Terbersit dalam pikiran, praktik politik ABCS tentunya tidak boleh mendominasi. Pertanyaannya,  apakah memang macam ini potret praktik politik kita? Untuk mendalami arti dan lingkup tujuan besar pemilukadal, agar tidak semakin memperparah khasanah pandangan politik lokal tentu dibutuhkan sosok model kepemimpin sebagai berikut. 1).Bakal calon kepala daerah mendatang harus memiliki kemampuan kerjasama dengan bawahan dan rekan kerja secara baik.

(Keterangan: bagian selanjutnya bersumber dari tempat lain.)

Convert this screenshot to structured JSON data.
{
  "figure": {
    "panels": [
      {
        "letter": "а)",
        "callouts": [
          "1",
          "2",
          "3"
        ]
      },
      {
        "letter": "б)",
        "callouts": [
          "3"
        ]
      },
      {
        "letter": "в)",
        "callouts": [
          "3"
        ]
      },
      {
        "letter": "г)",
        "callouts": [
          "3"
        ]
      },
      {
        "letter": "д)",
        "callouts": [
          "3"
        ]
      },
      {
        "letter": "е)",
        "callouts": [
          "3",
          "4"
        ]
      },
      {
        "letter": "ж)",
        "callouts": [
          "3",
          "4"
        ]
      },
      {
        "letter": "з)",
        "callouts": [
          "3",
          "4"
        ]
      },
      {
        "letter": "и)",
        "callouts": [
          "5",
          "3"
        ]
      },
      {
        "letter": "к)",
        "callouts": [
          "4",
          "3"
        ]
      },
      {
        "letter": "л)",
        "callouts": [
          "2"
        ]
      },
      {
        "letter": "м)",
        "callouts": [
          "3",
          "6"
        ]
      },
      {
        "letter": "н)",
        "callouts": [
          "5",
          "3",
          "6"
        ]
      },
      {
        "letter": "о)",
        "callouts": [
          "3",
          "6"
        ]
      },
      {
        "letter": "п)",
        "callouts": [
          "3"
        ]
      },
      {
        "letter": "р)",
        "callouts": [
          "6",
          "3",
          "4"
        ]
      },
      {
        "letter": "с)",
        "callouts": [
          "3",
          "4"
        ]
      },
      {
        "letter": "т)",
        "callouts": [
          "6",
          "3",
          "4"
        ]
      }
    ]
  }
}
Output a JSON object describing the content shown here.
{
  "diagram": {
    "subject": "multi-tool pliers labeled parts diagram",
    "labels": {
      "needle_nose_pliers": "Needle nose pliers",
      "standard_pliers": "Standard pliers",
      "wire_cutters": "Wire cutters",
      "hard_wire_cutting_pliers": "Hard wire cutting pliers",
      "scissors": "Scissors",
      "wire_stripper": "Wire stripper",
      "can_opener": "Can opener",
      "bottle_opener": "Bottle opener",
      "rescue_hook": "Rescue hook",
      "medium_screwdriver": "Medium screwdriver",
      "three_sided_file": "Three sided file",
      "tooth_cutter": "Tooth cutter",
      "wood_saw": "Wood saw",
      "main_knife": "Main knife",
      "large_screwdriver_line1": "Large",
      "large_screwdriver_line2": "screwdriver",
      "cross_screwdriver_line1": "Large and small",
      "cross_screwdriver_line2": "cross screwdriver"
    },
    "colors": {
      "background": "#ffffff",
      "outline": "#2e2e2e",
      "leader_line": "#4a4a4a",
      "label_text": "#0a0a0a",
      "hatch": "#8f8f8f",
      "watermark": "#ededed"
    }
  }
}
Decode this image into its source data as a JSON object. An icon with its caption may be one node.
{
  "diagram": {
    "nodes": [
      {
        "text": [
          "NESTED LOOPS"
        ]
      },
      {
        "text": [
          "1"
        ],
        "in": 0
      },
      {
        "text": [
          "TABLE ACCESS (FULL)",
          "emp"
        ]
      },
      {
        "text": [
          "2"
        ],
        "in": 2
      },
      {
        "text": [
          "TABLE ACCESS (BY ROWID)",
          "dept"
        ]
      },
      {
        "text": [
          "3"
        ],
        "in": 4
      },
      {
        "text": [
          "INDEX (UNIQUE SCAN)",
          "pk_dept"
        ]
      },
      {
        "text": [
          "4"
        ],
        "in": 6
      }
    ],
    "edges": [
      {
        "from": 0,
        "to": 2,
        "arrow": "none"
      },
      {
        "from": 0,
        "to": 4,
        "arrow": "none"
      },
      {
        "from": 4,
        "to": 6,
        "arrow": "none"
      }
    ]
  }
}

Harus mampu membuat para bawahan dan patner mencapai hasil yang telah ditetapkan. 2).Bakal calon kepala daerah harus mampu mempengaruhi orang lain melalui cara-cara persuasi dan himbauan bukan paksaan. 3).Bakal calon kepala daerah harus memiliki kemampuan mengarahkan kegiatan-kegiatan bersama. 4).Bakal calon kepala daerah harus mampu menunjukkan watak keunggulan, sehingga memiliki pengaruh terhadap bawahan. 5).Bakal calon kepala daerah terpilih harus mampu melahirkan berbagai gagasan baru sehingga memberikan dorongan nilai perubahan. 6).Dan tentunya bakal calon pilihan rakyat mendatang harus memiliki program serta mampu mendorong tumbuhnya motivasi bawahan dalam mewujudkan tujuan yang telah ditetapkan.